You can do this by setting a configuration variable for GNU readline, which is what handles the input in an interactive shell.

The variable needed is completion-ignore-case, and can be set directly in your bash session with:

bind "set completion-ignore-case on"

It can be enabled for all future bash sessions by putting set completion-ignore-case on into the users's ~/.inputrc file, or the system /etc/inputrc, to enable it for all users. This is the initialisation file for readline.

Note that ~/.inputrc probably doesn't exist, and if you create it, your local version will override the system version at /etc/inputrc.
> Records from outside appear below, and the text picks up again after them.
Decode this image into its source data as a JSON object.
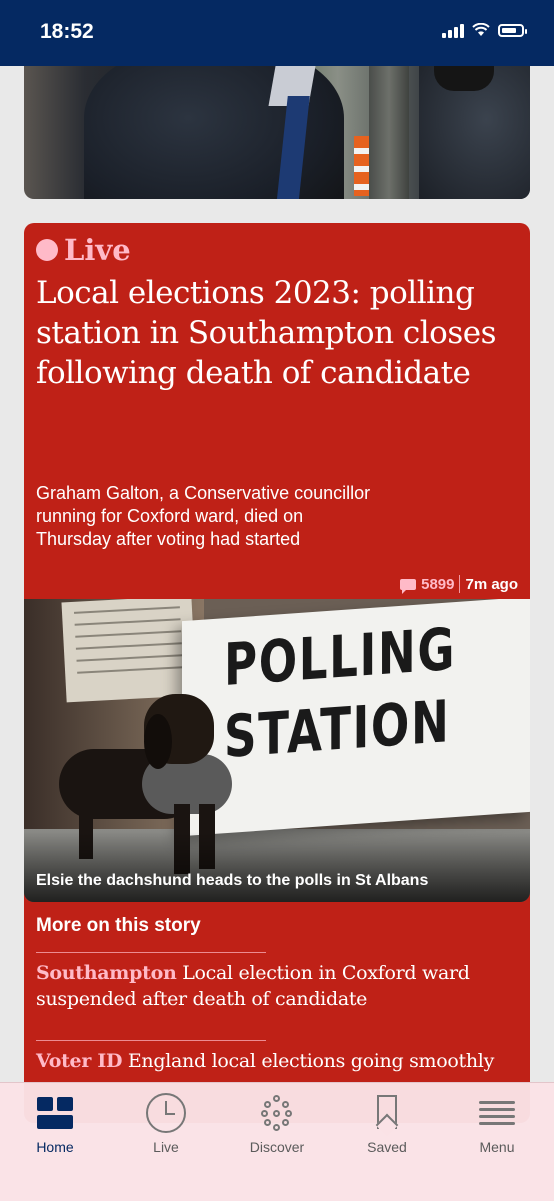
{
  "status_bar": {
    "time": "18:52"
  },
  "live_card": {
    "live_label": "Live",
    "headline": "Local elections 2023: polling station in Southampton closes following death of candidate",
    "standfirst": "Graham Galton, a Conservative councillor running for Coxford ward, died on Thursday after voting had started",
    "comment_count": "5899",
    "time_ago": "7m ago",
    "image_sign_text": "POLLING STATION",
    "image_caption": "Elsie the dachshund heads to the polls in St Albans",
    "more_title": "More on this story",
    "related": [
      {
        "kicker": "Southampton",
        "text": " Local election in Coxford ward suspended after death of candidate"
      },
      {
        "kicker": "Voter ID",
        "text": " England local elections going smoothly"
      }
    ]
  },
  "tab_bar": {
    "tabs": [
      {
        "label": "Home",
        "icon": "home-icon",
        "active": true
      },
      {
        "label": "Live",
        "icon": "clock-icon"
      },
      {
        "label": "Discover",
        "icon": "discover-icon"
      },
      {
        "label": "Saved",
        "icon": "bookmark-icon"
      },
      {
        "label": "Menu",
        "icon": "menu-icon"
      }
    ]
  },
  "colors": {
    "header_blue": "#052962",
    "live_red": "#bf2117",
    "live_pink": "#ffbac8",
    "tab_bar_bg": "#fae2e6"
  }
}
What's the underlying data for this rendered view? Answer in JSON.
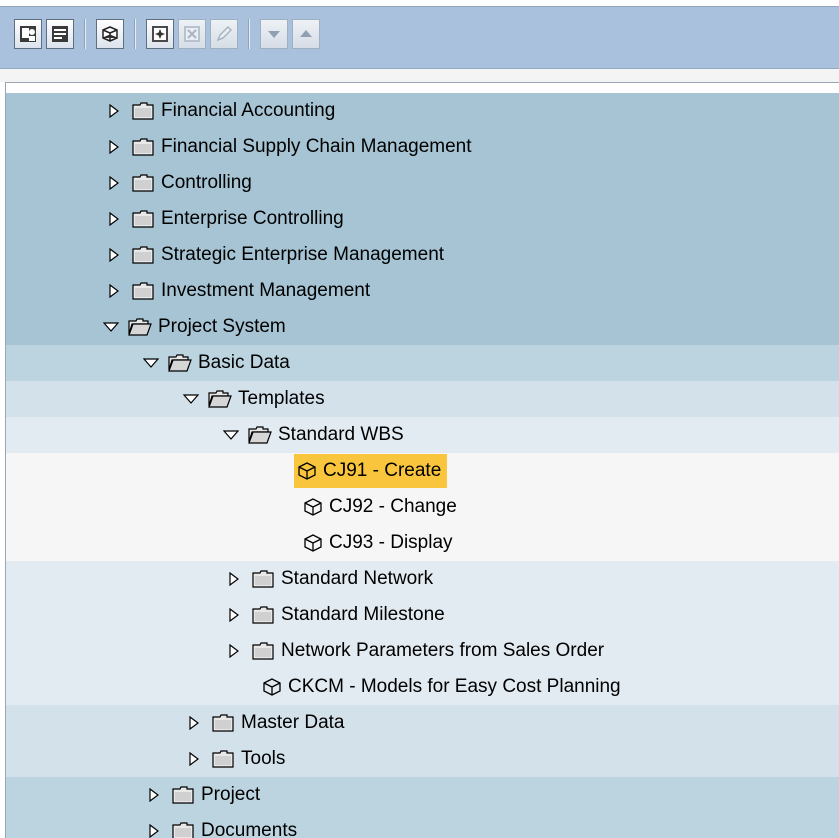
{
  "toolbar": {
    "buttons": [
      {
        "name": "user-menu-button",
        "icon": "user-menu-icon",
        "enabled": true
      },
      {
        "name": "sap-menu-button",
        "icon": "sap-menu-icon",
        "enabled": true
      },
      {
        "name": "other-menu-button",
        "icon": "other-menu-icon",
        "enabled": true
      },
      {
        "name": "add-favorites-button",
        "icon": "add-favorite-icon",
        "enabled": true
      },
      {
        "name": "delete-favorites-button",
        "icon": "delete-favorite-icon",
        "enabled": false
      },
      {
        "name": "change-favorites-button",
        "icon": "pencil-icon",
        "enabled": false
      },
      {
        "name": "move-down-button",
        "icon": "triangle-down-icon",
        "enabled": false
      },
      {
        "name": "move-up-button",
        "icon": "triangle-up-icon",
        "enabled": false
      }
    ]
  },
  "colors": {
    "toolbar_bg": "#a9c1dd",
    "level0": "#a6c4d3",
    "level1": "#bcd4e0",
    "level2": "#d3e1ea",
    "level3": "#e2ebf2",
    "level4": "#f6f6f6",
    "selected": "#f8c53c"
  },
  "tree": {
    "rows": [
      {
        "label": "Financial Accounting",
        "type": "folder",
        "state": "collapsed"
      },
      {
        "label": "Financial Supply Chain Management",
        "type": "folder",
        "state": "collapsed"
      },
      {
        "label": "Controlling",
        "type": "folder",
        "state": "collapsed"
      },
      {
        "label": "Enterprise Controlling",
        "type": "folder",
        "state": "collapsed"
      },
      {
        "label": "Strategic Enterprise Management",
        "type": "folder",
        "state": "collapsed"
      },
      {
        "label": "Investment Management",
        "type": "folder",
        "state": "collapsed"
      },
      {
        "label": "Project System",
        "type": "folder",
        "state": "expanded"
      },
      {
        "label": "Basic Data",
        "type": "folder",
        "state": "expanded"
      },
      {
        "label": "Templates",
        "type": "folder",
        "state": "expanded"
      },
      {
        "label": "Standard WBS",
        "type": "folder",
        "state": "expanded"
      },
      {
        "label": "CJ91 - Create",
        "type": "transaction",
        "selected": true
      },
      {
        "label": "CJ92 - Change",
        "type": "transaction"
      },
      {
        "label": "CJ93 - Display",
        "type": "transaction"
      },
      {
        "label": "Standard Network",
        "type": "folder",
        "state": "collapsed"
      },
      {
        "label": "Standard Milestone",
        "type": "folder",
        "state": "collapsed"
      },
      {
        "label": "Network Parameters from Sales Order",
        "type": "folder",
        "state": "collapsed"
      },
      {
        "label": "CKCM - Models for Easy Cost Planning",
        "type": "transaction"
      },
      {
        "label": "Master Data",
        "type": "folder",
        "state": "collapsed"
      },
      {
        "label": "Tools",
        "type": "folder",
        "state": "collapsed"
      },
      {
        "label": "Project",
        "type": "folder",
        "state": "collapsed"
      },
      {
        "label": "Documents",
        "type": "folder",
        "state": "collapsed"
      }
    ]
  }
}
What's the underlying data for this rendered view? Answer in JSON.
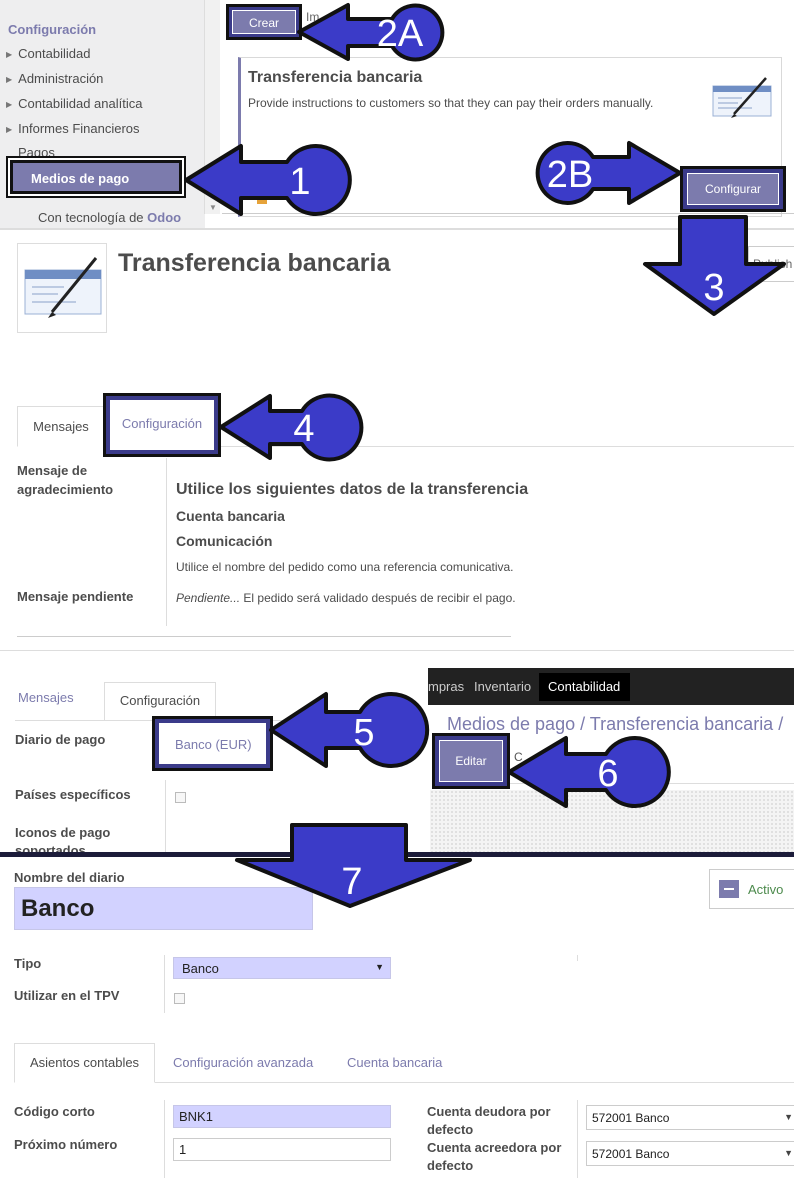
{
  "panel1": {
    "sidebar": {
      "title": "Configuración",
      "items": [
        "Contabilidad",
        "Administración",
        "Contabilidad analítica",
        "Informes Financieros",
        "Pagos"
      ],
      "active_item": "Medios de pago",
      "powered_prefix": "Con tecnología de",
      "powered_brand": "Odoo"
    },
    "crear_button": "Crear",
    "im_text": "Im",
    "card": {
      "title": "Transferencia bancaria",
      "description": "Provide instructions to customers so that they can pay their orders manually.",
      "configure_button": "Configurar"
    }
  },
  "panel2": {
    "title": "Transferencia bancaria",
    "publish_label": "Publish",
    "tabs": [
      "Mensajes",
      "Configuración"
    ],
    "fields": {
      "thanks_label": "Mensaje de agradecimiento",
      "thanks_heading": "Utilice los siguientes datos de la transferencia",
      "thanks_line1": "Cuenta bancaria",
      "thanks_line2": "Comunicación",
      "thanks_note": "Utilice el nombre del pedido como una referencia comunicativa.",
      "pending_label": "Mensaje pendiente",
      "pending_italic": "Pendiente...",
      "pending_text": " El pedido será validado después de recibir el pago."
    }
  },
  "panel3": {
    "tabs": [
      "Mensajes",
      "Configuración"
    ],
    "journal_label": "Diario de pago",
    "journal_value": "Banco (EUR)",
    "countries_label": "Países específicos",
    "icons_label": "Iconos de pago soportados",
    "navbar": {
      "items": [
        "mpras",
        "Inventario"
      ],
      "active": "Contabilidad"
    },
    "breadcrumb": "Medios de pago /  Transferencia bancaria /",
    "edit_button": "Editar",
    "c_letter": "C"
  },
  "panel4": {
    "name_label": "Nombre del diario",
    "name_value": "Banco",
    "active_label": "Activo",
    "type_label": "Tipo",
    "type_value": "Banco",
    "tpv_label": "Utilizar en el TPV",
    "tabs": [
      "Asientos contables",
      "Configuración avanzada",
      "Cuenta bancaria"
    ],
    "short_code_label": "Código corto",
    "short_code_value": "BNK1",
    "next_number_label": "Próximo número",
    "next_number_value": "1",
    "debit_label": "Cuenta deudora por defecto",
    "debit_value": "572001 Banco",
    "credit_label": "Cuenta acreedora por defecto",
    "credit_value": "572001 Banco"
  },
  "callouts": [
    "1",
    "2A",
    "2B",
    "3",
    "4",
    "5",
    "6",
    "7"
  ],
  "colors": {
    "accent": "#7c7bad",
    "callout_fill": "#3b3bc8",
    "callout_border": "#111111",
    "highlight_input": "#d2d2ff"
  }
}
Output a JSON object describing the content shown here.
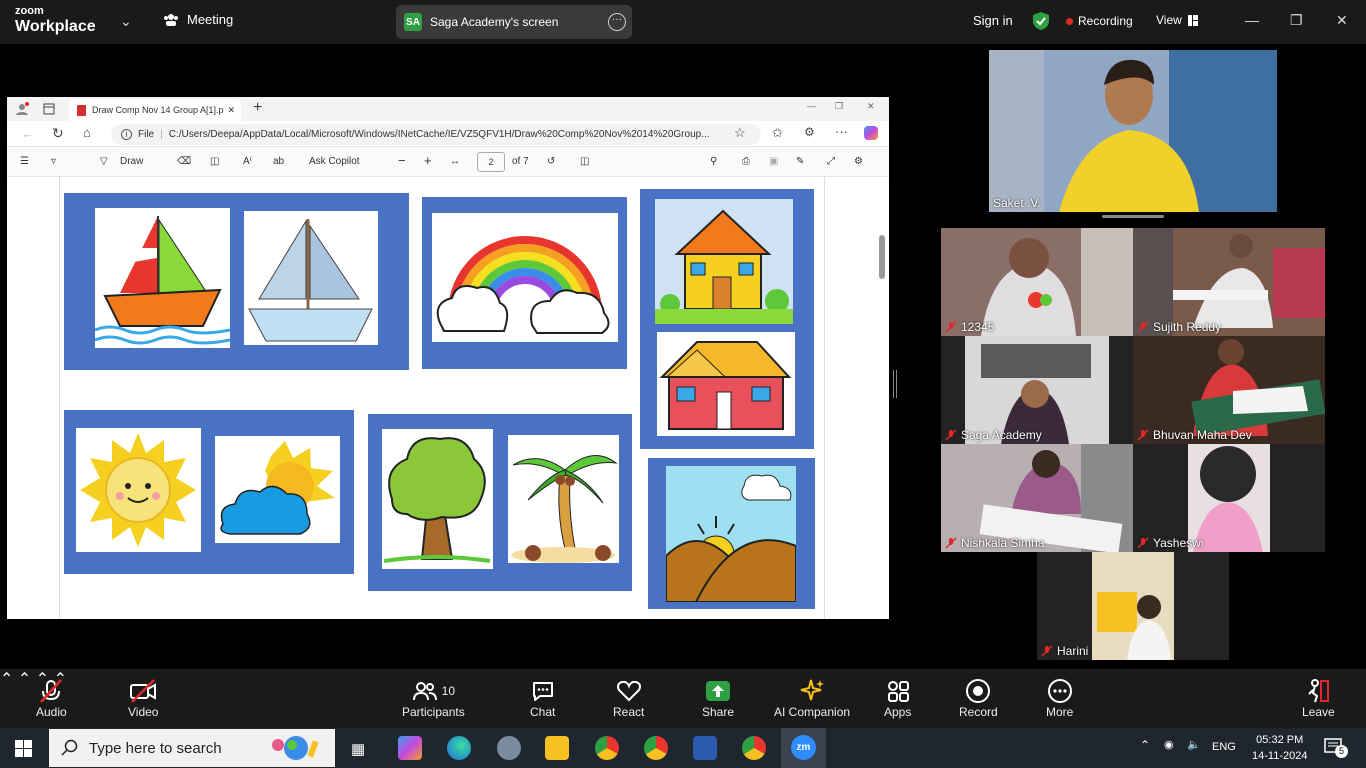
{
  "zoom_top": {
    "brand_line1": "zoom",
    "brand_line2": "Workplace",
    "meeting_label": "Meeting",
    "share_badge": "SA",
    "share_label": "Saga Academy's screen",
    "sign_in": "Sign in",
    "recording": "Recording",
    "view": "View"
  },
  "browser": {
    "tab_title": "Draw Comp Nov 14 Group A[1].p",
    "file_label": "File",
    "address": "C:/Users/Deepa/AppData/Local/Microsoft/Windows/INetCache/IE/VZ5QFV1H/Draw%20Comp%20Nov%2014%20Group...",
    "draw_label": "Draw",
    "ask_copilot": "Ask Copilot",
    "page_current": "2",
    "page_total": "of 7"
  },
  "participants_video": {
    "speaker": "Saket .V.",
    "tiles": [
      {
        "name": "12345"
      },
      {
        "name": "Sujith Reddy"
      },
      {
        "name": "Saga Academy"
      },
      {
        "name": "Bhuvan Maha Dev"
      },
      {
        "name": "Nishkala Simha"
      },
      {
        "name": "Yasheswi"
      },
      {
        "name": "Harini"
      }
    ]
  },
  "controls": {
    "audio": "Audio",
    "video": "Video",
    "participants": "Participants",
    "participants_count": "10",
    "chat": "Chat",
    "react": "React",
    "share": "Share",
    "ai": "AI Companion",
    "apps": "Apps",
    "record": "Record",
    "more": "More",
    "leave": "Leave"
  },
  "taskbar": {
    "search_placeholder": "Type here to search",
    "lang": "ENG",
    "time": "05:32 PM",
    "date": "14-11-2024",
    "notif_count": "5"
  },
  "colors": {
    "zoom_bar": "#1a1a1a",
    "card_blue": "#4a72c4",
    "share_green": "#2ea043",
    "rec_red": "#e02828",
    "mic_off_red": "#e02828"
  }
}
The system version has lots of useful key mappings configured, such as Ctrl-Left/Right, and you have to link in the system version so you don't lose them.

The way to do this is to put the line $include /etc/inputrc at the top of ~/.inputrc, e.g.:

$include /etc/inputrc

set completion-ignore-case on

Once configured, you can apply the change, either by restarting bash, or reload inputrc, e.g. with Ctrlx,Ctrlr.)

More information about readline and inputrc can be found in man bash and man 3 readline.

  • When I run man bind in bash, I see the description for bind(2) to be "bind a name to a socket". Is that the same bind as you are using? Is there another bind? May 26, 2023 at 17:16
  • 1
    @PeterBergman type bind shows it's a bash builtin, so it doesn't get its own manpage - though sometimes there may be one for a non-builtin with similar functionality. There's some info with help bind, or you can search man bash for ` bind `.